Short stories for Christmas (for grown-ups)

Christmas can bring out something sentimental in authors and readers alike, something locked away for the rest of the year, like Bukowski’s Bluebird. This means that Christmas stories are a genre of their own, sentimental but sad and happy, stories which hold a mirror up to their characters at a magical, vulnerable, quivering time of the year, when the air between worlds seems thinner than ever.

Here, Hope from Central Library, highlights four excellent Christmas stories.

A Christmas Carol by Charles Dickens

Marley was dead; to begin with.

But this doesn’t stop Marley coming back, the first of four ghosts to visit his old business partner, Ebenezer Scrooge. A classic known by children and adults alike, living on thanks to adaptions such as A Muppet’s Christmas Carol. I remember playing Tiny Tim’s mother in an assembly when I was seven years old (I think my costume was a pinny over my school uniform.)

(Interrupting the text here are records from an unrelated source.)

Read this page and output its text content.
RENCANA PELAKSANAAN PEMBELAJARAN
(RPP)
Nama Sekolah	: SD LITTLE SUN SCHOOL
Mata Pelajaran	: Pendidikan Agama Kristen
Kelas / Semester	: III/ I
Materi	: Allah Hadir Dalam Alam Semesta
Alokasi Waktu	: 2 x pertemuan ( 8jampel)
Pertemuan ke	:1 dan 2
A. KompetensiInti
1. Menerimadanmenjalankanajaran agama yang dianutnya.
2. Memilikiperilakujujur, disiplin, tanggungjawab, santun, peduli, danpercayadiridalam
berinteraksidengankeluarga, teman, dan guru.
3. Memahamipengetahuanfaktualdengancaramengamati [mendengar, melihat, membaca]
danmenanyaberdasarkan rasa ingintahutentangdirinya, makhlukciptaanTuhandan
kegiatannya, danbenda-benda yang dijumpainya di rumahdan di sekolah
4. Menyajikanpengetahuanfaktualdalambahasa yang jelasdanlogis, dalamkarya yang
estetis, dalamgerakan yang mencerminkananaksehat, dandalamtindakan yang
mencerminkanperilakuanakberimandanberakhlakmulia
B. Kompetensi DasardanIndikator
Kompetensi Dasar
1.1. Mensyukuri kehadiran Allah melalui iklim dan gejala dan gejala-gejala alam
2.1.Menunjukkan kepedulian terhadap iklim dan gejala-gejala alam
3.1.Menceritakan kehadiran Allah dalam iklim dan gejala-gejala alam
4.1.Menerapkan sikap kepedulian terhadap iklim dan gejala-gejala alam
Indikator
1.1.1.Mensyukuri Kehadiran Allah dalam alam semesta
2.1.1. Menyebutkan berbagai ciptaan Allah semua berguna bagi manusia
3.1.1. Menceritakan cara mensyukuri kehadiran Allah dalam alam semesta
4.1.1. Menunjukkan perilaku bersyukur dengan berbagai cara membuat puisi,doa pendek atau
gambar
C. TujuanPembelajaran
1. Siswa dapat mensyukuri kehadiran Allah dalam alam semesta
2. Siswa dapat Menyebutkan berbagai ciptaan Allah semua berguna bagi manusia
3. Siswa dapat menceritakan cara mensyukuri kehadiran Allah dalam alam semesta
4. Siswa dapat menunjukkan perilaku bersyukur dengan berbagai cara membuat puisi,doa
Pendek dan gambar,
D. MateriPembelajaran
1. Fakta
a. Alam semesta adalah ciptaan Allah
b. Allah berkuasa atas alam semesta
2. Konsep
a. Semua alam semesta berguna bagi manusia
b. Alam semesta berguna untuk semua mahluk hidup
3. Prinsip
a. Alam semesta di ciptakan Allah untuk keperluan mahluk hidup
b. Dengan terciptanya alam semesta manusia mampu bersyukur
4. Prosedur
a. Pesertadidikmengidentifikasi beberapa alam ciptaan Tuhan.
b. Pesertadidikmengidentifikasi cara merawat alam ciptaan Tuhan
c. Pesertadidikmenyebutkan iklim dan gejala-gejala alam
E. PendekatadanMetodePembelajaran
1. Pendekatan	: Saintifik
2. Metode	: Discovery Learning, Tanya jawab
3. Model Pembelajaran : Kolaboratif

This story of cruelty and redemption, of second chances, of warmth, love and conviviality, was written in Victorian England, but still speaks to us today. I think of it smelling of port and mincemeat, with the clutter of cutlery in the background, and the glow of a warm coal fire, flickering by the hearth. It’s a book to make you feel warm, even when winter is at its coldest, and maybe, that is why we still need it.

Christmas is a Sad Season for the Poor by John Cheever

“Do you have any children Charlie?” Mrs Fuller asked.

“Four living,” he said, “two in the grave.” The majesty of his lie overwhelmed him.

This strange, sad, lovely story by John Cheever, published in The New Yorker in December 1949, is one of my favourites. A lonesome elevator operator in a high-rise building in New York, encounters everyone who lives in the building and has many drinks and Christmas dinners, throughout the day. Cynical and sentimental, this story looks at giving and the way that while Charlie sees Christmas as a sad season for the poor, perhaps this is not always the case?

The Gift of the Magi by O. Henry

Della finished her cry and attended to her cheeks with the powder rag. She stood by the window and looked out dully at a grey cat walking a grey fence in a grey backyard. To-morrow would be Christmas Day, and she had only $1.87 with which to buy Jim a present.

I hate this story by O. Henry, but couldn’t not include it. The first time I read it I wept at the stupid injustice at the heart of the tale, where an artist and his lovely wife both sell their most prized possessions to buy one another a Christmas gift. It’s desperately sad, but it is about love, and beautifully written. And I remember it, even if it is with sadness and anger at this cruel, if sentimental Christmas tale.

Auggie Wren’s Christmas Story by Paul Auster

“The very phrase “Christmas story” had unpleasant associations for me, evoking dreadful outpourings of hypocritical mush and treacle.

A writer is tasked with the impossible: to write a non-sentimental Christmas story. He doesn’t know what to write, until chatting to his friend, cigar shop owner, Auggie Wren. It’s not a conventional Christmas story, but I would argue that it has a lot of sentiment, not in a sickly Hallmark kind of way, but in a way which is real, tender and true.
Listen to Paul Auster reading his story online.

It was also made into Smoke, which I think is a fantastic Christmas film.